The Richard Allen Cultural Center opened in 1992 to highlight African-American history in Leavenworth, Kansas. In 1992, the museum opened in the former home of U.S. Army Captain William Bly, a Buffalo Soldier during World War I. The home is decorated to look as it would have in the early 1900s. In 2002, an addition was built to the front of the original home to display more items teaching about African-American history in Kansas. One display includes prints of original photographic plate negatives donated to the museum, called the Black Dignity Photos from the Mary Everhard collection. The photographs are African-American pioneers who lived in and around the Leavenworth area from 1870s to 1920s. Other items include military artifacts from African-American soldiers who served on Fort Leavenworth, including Colin Powell. The Richard Allen Cultural Center also contains a Ku Klux Klan costume and photographs depicting KKK activities in Leavenworth. One artifact is a news article discussing the public lynching of an African-American citizen of Leavenworth, Fred Alexander. The Richard Allen Cultural Center seeks to preserve these pieces of Leavenworth, Kansas history so that they are not forgotten.

In 2016 a bronze bust of Cathay Williams, featuring information about her and with a small rose garden around it, was unveiled outside the Richard Allen Cultural Center.

==History==
The original Bly family Buffalo Soldier home was deeded to the Bethel African Methodist Episcopal Church in 1991. It is next to Bethel African Methodist Episcopal Church in Leavenworth. The center was named for Richard Allen, who founded the first African Methodist Episcopal church in the United States. The home of the Bly family was opened as a museum in 1992 and an addition in 2002 provided office, display space and classroom tutoring space.
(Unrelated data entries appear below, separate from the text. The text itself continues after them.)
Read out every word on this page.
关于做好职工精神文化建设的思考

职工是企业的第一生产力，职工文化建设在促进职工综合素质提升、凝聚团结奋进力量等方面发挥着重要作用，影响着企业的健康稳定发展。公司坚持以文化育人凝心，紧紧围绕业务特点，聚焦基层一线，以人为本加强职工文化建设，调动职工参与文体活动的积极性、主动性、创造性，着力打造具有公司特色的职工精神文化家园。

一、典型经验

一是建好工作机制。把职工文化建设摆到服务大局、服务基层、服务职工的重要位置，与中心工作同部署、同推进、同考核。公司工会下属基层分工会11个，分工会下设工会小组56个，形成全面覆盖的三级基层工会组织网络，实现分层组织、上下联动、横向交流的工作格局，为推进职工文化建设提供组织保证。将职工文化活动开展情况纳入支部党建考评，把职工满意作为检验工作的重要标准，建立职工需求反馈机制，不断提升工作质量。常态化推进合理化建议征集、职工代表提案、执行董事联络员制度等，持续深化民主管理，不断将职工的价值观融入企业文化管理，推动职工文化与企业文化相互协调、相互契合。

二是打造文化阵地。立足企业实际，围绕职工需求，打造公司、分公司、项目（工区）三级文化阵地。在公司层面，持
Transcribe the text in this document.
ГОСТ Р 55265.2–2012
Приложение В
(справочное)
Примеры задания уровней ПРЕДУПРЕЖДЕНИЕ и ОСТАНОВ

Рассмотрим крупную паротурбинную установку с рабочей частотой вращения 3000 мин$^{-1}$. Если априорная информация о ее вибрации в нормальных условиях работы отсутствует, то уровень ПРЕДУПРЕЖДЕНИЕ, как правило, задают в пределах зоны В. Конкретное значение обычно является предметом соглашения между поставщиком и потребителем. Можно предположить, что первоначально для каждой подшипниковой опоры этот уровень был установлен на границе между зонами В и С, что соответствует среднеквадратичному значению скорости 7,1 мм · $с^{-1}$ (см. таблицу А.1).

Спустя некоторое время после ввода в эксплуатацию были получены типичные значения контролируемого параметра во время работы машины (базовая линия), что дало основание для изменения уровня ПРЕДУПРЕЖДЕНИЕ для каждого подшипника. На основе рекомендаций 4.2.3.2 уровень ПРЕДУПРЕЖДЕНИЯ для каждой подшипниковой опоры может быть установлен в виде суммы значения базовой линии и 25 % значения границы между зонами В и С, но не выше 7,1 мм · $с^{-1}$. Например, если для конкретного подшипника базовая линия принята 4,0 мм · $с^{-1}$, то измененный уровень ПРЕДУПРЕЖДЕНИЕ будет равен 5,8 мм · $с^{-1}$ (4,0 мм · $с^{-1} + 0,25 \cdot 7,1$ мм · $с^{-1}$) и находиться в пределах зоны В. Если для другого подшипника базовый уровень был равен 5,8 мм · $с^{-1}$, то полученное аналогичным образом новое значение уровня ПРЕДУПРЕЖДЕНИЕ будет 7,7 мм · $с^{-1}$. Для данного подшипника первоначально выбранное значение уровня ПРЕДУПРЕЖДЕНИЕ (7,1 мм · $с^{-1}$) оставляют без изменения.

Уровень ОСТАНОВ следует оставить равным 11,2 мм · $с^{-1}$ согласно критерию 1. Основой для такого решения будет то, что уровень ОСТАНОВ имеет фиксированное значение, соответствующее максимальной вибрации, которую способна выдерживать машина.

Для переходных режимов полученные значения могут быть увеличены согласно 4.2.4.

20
==Tutoring and community outreach==
In the basement of the new annex, the Richard Allen Cultural Center offers tutoring to children. Tutors typically include military officers from Fort Leavenworth's Buffalo Soldier Chapter of ROCKS, a professional development organization which began in the 1960s to support the professional advancement of African-American military officers in the U.S. Army. Members of THE ROCKS continue to provide tutoring to children of all races at the Richard Allen Cultural Center.